As this idea crystalized, I faced two troubling realities: I had no formal training in philosophy and I did not know French. In the margins of my advisory work, I began the slog of French intensive courses and met regularly with a French dialogue expert. In a serendipitous encounter in my first year in France, I met two philosophical guides, Professors Antoine Guggenheim and Diane d'Audiffret, who were willing to take me under their wings.  In the midst of launching their movement Up for Humanness to facilitate a new dialogue on the future of the human person in the face of AI and globalization, they threw me into the deep end of salons and discussions with some of the leading lights of social and political thought in Paris. Dr. Guggenheim graciously agreed to meet with me on a weekly basis to explore the human person through the metaphysical frameworks of the ancients like Plato and Aristotle but also through the modern insights of phenomenologists like Husserl, Heidegger, and Levinas. I learned that phenomenology was a modern approach to philosophy that concentrates on the study of human consciousness and the objects of direct experience. I was most intrigued by Dr. Guggenheim's special expertise on the phenomonology of Karol Wojtyła, the future pope who later take on communism with his powerful philosophical defense of human freedom and dignity. Slowly, I learned two languages: the French language and the language of philosophy. The corners of the puzzle started to fall into place.

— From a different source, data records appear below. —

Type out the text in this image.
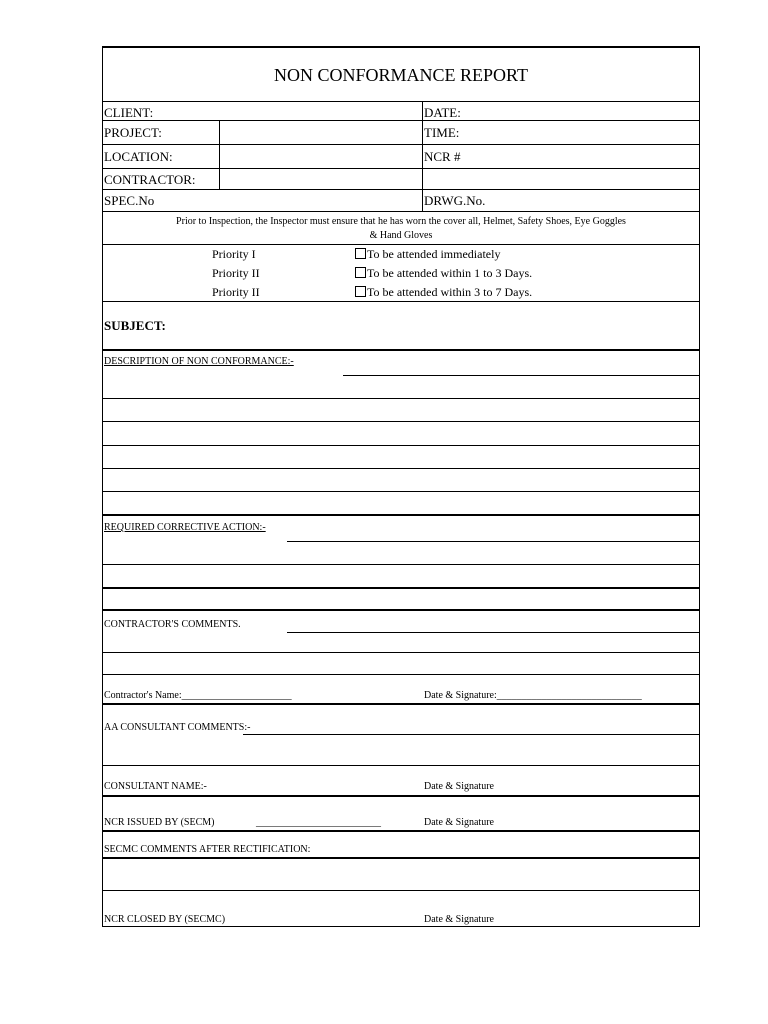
NON CONFORMANCE REPORT
CLIENT:	DATE:
PROJECT:	TIME:
LOCATION:	NCR #
CONTRACTOR:
SPEC.No	DRWG.No.
Prior to Inspection, the Inspector must ensure that he has worn the cover all, Helmet, Safety Shoes, Eye Goggles
& Hand Gloves
Priority I	To be attended immediately
Priority II	To be attended within 1 to 3 Days.
Priority II	To be attended within 3 to 7 Days.
SUBJECT:
DESCRIPTION OF NON CONFORMANCE:-
REQUIRED CORRECTIVE ACTION:-
CONTRACTOR'S COMMENTS.
Contractor's Name:______________________	Date & Signature:_____________________________
AA CONSULTANT COMMENTS:-
CONSULTANT NAME:-	Date & Signature
NCR ISSUED BY (SECM)	_________________________	Date & Signature
SECMC COMMENTS AFTER RECTIFICATION:
NCR CLOSED BY (SECMC)	Date & Signature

I began to see the human experience with fresh eyes and began on this journey to understand a new perspective on human flourishing which would be become a foundation for future work.

During this season, a friend sent me a timely quote from an essay on the creativity that said "the best way to appreciate anything familiar in life is to discover it again; one can grow so inured to something that its essential worth is lost to view; and only by an immense jolt of the imagination can one see it as it really is." In my travels here to France, meeting these new friends, and exploring the new world of philosophy, I began to rediscover my own country, the way we think as Americans and how that influences the way we act in our public lives together. Being outside of my own culture has provided the unique opportunity to look more clearly and appreciate the ever evolving American idea "from the outside in."